Now Queen City and state leaders are trying to put the best face on the humiliating collapse and takeover Monday (by New York-based Citigroup) of a major North Carolina banking institution. But as Hugh McColl Jr., the retired Bank of America leader, put it with characteristic bluntness, "It's very, very much a body blow to the city."
It's also a testament to decades of good banking gone bad.

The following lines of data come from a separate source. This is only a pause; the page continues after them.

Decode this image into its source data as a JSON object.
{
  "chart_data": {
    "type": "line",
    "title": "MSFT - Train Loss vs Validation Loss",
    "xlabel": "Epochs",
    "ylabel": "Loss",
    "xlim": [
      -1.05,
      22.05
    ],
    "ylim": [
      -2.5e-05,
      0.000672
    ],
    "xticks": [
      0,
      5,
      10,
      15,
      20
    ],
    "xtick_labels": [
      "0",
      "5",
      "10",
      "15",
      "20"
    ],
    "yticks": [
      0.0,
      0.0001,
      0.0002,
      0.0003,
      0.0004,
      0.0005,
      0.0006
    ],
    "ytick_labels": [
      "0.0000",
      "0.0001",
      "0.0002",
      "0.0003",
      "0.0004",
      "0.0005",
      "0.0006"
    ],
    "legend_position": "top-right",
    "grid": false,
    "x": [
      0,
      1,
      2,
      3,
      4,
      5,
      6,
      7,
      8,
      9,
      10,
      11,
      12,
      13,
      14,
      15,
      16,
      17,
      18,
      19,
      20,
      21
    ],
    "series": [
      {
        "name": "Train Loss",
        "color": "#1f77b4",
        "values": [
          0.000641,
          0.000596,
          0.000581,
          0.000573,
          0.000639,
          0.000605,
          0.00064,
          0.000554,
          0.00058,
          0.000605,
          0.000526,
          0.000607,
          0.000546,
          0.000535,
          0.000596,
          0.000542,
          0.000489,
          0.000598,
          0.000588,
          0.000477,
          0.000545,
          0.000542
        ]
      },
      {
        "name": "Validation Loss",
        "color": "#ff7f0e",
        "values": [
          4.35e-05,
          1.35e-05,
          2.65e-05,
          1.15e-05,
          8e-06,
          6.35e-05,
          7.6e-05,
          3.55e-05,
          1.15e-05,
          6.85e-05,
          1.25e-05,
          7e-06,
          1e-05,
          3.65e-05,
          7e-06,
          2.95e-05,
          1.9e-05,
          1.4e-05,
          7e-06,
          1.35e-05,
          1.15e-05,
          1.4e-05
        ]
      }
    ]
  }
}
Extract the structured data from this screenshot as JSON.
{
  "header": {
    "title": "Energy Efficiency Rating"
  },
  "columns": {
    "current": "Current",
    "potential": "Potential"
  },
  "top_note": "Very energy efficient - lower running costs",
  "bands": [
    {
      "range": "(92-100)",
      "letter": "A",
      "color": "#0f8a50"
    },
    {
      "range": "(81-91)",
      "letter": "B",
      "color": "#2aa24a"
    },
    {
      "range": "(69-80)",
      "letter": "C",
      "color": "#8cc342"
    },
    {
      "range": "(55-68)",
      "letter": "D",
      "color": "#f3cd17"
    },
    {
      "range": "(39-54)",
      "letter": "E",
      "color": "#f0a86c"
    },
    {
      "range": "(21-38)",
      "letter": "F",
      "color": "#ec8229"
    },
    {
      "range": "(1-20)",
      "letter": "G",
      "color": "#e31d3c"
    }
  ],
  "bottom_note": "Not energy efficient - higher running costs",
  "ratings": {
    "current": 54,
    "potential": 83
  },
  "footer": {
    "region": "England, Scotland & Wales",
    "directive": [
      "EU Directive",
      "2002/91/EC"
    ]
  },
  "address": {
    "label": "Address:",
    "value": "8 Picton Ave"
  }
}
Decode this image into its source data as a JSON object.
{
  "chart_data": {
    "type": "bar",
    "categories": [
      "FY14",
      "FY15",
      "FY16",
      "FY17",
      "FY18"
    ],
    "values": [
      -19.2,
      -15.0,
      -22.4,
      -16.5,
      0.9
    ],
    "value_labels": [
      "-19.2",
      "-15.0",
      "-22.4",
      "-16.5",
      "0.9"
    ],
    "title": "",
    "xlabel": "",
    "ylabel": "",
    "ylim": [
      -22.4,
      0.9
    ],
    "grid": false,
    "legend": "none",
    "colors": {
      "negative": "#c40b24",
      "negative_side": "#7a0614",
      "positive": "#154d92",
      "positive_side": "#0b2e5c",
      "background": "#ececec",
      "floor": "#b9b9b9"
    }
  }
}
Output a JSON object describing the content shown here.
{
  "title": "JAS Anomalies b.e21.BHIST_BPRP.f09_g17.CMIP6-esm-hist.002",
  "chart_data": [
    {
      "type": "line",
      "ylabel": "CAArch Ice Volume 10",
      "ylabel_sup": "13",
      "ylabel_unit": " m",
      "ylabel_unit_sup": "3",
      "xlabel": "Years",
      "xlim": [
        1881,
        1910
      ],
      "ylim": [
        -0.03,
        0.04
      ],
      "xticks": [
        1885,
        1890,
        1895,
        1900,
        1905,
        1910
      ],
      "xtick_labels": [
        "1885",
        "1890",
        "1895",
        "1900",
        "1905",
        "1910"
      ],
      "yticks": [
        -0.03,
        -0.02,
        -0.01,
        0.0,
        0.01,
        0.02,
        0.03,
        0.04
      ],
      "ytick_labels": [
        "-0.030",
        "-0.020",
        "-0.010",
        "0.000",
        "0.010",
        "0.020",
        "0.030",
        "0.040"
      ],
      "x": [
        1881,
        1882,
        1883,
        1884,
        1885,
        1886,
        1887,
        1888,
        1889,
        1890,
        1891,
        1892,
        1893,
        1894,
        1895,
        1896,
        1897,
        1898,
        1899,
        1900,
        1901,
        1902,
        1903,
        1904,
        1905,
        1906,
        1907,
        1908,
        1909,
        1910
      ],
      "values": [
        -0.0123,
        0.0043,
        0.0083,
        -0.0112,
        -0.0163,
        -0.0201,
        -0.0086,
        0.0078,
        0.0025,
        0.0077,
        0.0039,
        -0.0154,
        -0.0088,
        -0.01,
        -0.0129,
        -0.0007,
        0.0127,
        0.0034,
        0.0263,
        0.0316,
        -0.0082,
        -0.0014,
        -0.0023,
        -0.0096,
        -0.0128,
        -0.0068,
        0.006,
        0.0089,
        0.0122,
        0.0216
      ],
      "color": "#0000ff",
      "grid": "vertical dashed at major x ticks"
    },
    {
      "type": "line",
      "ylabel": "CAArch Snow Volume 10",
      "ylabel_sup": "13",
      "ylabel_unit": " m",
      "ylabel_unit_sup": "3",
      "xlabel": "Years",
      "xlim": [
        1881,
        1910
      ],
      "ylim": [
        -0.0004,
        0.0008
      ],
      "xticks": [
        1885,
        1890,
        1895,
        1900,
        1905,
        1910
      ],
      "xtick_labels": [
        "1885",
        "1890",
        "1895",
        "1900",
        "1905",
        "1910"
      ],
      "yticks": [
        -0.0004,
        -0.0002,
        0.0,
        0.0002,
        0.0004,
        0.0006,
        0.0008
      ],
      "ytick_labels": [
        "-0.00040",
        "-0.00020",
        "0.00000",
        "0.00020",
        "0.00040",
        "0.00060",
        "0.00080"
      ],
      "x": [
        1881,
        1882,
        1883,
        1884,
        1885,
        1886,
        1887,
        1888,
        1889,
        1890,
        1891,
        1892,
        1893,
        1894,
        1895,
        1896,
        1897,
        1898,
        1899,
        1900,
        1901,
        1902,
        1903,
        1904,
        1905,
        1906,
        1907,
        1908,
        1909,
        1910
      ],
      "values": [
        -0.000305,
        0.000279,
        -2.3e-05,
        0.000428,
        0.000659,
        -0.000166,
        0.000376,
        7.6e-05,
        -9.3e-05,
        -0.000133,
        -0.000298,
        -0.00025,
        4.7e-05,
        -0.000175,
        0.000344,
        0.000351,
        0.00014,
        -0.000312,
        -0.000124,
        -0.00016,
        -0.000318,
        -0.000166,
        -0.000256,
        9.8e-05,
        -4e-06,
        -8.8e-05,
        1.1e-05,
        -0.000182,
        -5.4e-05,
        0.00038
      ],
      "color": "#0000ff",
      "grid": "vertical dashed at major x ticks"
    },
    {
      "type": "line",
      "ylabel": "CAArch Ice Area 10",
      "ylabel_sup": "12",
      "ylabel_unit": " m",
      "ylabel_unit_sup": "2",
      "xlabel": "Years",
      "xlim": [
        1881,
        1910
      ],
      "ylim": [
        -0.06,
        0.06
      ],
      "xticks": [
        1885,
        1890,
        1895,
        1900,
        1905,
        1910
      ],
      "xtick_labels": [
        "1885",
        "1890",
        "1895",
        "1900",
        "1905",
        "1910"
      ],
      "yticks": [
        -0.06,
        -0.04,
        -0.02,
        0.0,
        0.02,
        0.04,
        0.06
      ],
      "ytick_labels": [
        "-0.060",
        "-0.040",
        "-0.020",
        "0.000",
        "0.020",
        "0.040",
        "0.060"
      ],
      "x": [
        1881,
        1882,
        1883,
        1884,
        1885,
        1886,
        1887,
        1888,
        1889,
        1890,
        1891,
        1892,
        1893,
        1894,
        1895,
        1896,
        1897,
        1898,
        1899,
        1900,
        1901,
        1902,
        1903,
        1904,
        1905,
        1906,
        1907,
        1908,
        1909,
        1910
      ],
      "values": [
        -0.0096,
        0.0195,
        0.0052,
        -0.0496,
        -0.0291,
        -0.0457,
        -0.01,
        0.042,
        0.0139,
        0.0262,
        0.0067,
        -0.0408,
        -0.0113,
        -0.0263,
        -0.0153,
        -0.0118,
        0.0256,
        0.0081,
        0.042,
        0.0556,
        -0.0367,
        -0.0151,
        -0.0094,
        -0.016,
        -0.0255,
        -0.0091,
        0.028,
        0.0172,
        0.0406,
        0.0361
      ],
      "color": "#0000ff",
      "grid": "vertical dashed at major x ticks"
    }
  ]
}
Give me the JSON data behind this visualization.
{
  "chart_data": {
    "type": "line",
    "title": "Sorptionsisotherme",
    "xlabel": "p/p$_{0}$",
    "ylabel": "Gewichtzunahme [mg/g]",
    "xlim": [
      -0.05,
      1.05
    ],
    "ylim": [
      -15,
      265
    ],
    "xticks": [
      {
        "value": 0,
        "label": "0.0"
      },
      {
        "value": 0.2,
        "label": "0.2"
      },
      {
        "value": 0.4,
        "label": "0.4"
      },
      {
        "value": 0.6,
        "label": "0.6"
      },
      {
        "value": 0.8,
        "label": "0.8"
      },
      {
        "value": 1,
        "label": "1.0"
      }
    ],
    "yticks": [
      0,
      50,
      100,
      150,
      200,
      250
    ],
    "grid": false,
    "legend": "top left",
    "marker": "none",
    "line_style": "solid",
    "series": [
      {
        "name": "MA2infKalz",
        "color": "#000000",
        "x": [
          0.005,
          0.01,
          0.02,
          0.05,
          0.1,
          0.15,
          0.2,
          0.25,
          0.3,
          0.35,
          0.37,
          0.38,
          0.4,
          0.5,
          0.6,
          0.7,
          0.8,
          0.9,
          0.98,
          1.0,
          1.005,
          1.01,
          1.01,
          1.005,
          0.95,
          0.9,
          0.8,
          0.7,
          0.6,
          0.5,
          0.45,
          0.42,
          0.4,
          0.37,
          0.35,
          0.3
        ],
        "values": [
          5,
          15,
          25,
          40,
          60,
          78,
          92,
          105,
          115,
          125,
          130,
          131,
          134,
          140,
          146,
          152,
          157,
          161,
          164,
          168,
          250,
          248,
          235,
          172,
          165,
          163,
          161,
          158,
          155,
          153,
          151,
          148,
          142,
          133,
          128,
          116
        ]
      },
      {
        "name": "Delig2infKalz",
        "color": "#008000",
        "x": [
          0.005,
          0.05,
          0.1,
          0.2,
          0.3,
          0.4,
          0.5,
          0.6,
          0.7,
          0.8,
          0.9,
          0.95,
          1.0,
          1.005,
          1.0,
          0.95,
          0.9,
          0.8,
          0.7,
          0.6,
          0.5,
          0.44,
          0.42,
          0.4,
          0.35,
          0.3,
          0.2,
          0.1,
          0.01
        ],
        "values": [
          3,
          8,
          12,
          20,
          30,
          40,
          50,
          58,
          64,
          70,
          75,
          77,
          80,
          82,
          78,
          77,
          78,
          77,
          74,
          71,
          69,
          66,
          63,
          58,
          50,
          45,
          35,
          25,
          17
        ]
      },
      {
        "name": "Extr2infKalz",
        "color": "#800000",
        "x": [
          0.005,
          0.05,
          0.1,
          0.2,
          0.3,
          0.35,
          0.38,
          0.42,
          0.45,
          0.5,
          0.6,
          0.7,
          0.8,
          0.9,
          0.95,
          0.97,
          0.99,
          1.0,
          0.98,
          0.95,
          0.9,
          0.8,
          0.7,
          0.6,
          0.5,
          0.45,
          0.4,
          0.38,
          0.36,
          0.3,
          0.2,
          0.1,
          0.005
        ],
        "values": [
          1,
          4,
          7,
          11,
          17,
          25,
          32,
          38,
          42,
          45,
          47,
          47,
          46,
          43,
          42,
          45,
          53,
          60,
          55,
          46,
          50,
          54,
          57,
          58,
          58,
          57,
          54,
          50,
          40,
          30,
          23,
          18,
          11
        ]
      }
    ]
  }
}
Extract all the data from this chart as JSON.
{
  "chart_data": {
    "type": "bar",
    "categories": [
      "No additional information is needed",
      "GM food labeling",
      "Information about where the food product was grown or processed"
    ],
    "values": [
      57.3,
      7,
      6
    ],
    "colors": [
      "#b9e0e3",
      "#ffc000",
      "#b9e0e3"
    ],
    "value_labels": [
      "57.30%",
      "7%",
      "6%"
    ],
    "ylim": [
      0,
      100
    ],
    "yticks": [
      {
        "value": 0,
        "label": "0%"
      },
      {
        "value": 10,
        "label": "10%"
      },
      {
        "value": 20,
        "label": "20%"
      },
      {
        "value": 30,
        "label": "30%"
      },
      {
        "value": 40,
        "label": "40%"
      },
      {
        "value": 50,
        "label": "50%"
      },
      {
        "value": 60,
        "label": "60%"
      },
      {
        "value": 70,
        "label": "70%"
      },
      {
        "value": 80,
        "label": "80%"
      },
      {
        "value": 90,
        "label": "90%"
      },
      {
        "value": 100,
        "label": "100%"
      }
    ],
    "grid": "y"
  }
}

Wachovia, originally of Winston-Salem, prospered as a well-run, conservative institution. Early this decade it essentially sold itself to harder-charging First Union of Charlotte, which took the Wachovia name and seemed to engage in an asset race with Bank of America, Charlotte's other financial powerhouse. Then, when CEO Ken Thompson -- from the First Union side -- bought California mortgage lender Golden West Financial Corp. in 2006, he brought Wachovia nothing but trouble. Golden West was loaded with lousy loans and turned out to be a distinctly subprime acquisition. With Wachovia's stock price plummeting, Thompson got the boot in June.
At the end, the prospect of a crippling credit downgrade forced the sale to Citigroup, with a big assist from the FDIC. Now Charlotte waits to see if initial reports -- that the Wachovia consumer banking operations will remain headquartered there, and that unfinished bank buildings will be completed promptly -- are true or just standard corporate dissembling.
Here's hoping that what's left of Wachovia keeps plenty of good jobs in Charlotte, in Raleigh and in North Carolina. The employees didn't bring this on, and the state remains a good place for big banks to do business. It was imprudent ambition and bad timing that brought Wachovia's proud name to the ground.